As I say, not the dream team. (Just for fun I also rewatched a bit of Season 7, with Jane, Candice, and Andrew in the final. Now there is quality.) But we carry on nonetheless.
The challenges in the final were, in order, a custard slice for the signature, a "walnut whirl" for the technical, and—sigh—a "dessert tower" with the theme of "your Bake Off experience" for the showstopper. (Was there ever a more shrug emoji ask?)
The main tension for me throughout was whether Laura would come through everything in one piece. Her yuzu-flavored custard slice didn't set, causing her to literally stick her head into the freezer as she tried to stave off total emotional collapse. (Noel hustled over to give her a bizarrely touching pep talk involving Bjorn Borg.) And her walnut whirl was all over the place, all but ensuring that she wouldn't win the final. The only question was whether she would be able to leave with her head held high. Thank the lord, then, that she pulled off a spectacular-tasting showstopper. That's all you want out of this show, really: nice people doing a good job on something.
With Laura out of contention, it was down to Peter or Dave to win. The decision about which of these two meh men would emerge as the champion was supposedly the toughest in the history of Bake Off, although that makes a sort of sense, since they both underwhelmed in different ways in the final. Peter's custard slice—which to me looked like a Nature's Valley granola bar sat on top of a dessert—wowed the judges.
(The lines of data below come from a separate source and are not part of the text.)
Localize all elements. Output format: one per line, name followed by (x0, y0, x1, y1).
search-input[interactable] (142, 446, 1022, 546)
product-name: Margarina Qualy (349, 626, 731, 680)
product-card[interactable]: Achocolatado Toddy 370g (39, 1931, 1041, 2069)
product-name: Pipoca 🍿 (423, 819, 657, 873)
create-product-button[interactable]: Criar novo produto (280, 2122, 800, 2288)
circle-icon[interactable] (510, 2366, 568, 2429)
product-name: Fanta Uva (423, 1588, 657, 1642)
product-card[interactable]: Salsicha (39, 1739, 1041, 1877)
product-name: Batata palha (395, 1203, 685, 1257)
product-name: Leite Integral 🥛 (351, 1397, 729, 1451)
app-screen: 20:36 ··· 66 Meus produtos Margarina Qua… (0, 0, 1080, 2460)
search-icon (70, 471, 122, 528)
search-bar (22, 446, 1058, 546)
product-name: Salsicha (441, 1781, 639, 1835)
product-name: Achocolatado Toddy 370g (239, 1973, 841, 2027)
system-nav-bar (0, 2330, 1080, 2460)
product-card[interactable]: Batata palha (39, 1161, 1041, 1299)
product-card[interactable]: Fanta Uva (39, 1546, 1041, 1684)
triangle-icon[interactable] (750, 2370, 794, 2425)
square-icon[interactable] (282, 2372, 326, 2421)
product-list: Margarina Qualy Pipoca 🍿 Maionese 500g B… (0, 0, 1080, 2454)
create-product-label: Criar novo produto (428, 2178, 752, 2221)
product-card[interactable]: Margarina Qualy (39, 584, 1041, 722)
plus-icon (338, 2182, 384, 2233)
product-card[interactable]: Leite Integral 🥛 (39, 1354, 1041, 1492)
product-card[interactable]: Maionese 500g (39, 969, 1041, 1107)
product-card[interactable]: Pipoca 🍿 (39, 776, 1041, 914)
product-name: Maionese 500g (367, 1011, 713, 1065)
But his showstopper—something called a "bonkers Bake Off bauble cake"—had elements dismissed as "stodgy" and disappointing by Paul and Prue, the latter of whom summed up the whole thing as a "good effort," which is hardly the kind of unalloyed praise you want in a final showstopper. Dave's custard slice was also praised to the skies, but his decision to revisit bakes he'd done badly over the course of the show resulted in a showstopper in which, surprise surprise, he did badly on some of the bakes again.
In the end, it was Peter who was crowned champion. OK! My resistance melted during the final bits—the part where the show goes through what all the bakers have been up to is some of the most reliably weepy stuff on TV, and I am a shameless TV weeper—but I remain immune to Peter's charms. Bake Off, however, has lost none of its power. Even a lower-tier season is something to latch onto. Whatever my qualms, I am deeply thankful to have been wrapped up in it during this hell year.
Now they just have to get rid of Matt, please.
Some notes
—Noel's Mr. Spoon gag—where he got all the contestants to KISS the same SPOON—made my COVID-fearing soul leave my body. This is a pandemic, SIR.
—OK, Dave talking about the definition of insanity being doing something twice and expecting different results and then saying, "Einstein said that...Dave Einstein" was funny.
—Laura's dad and her husband look the same. Just saying.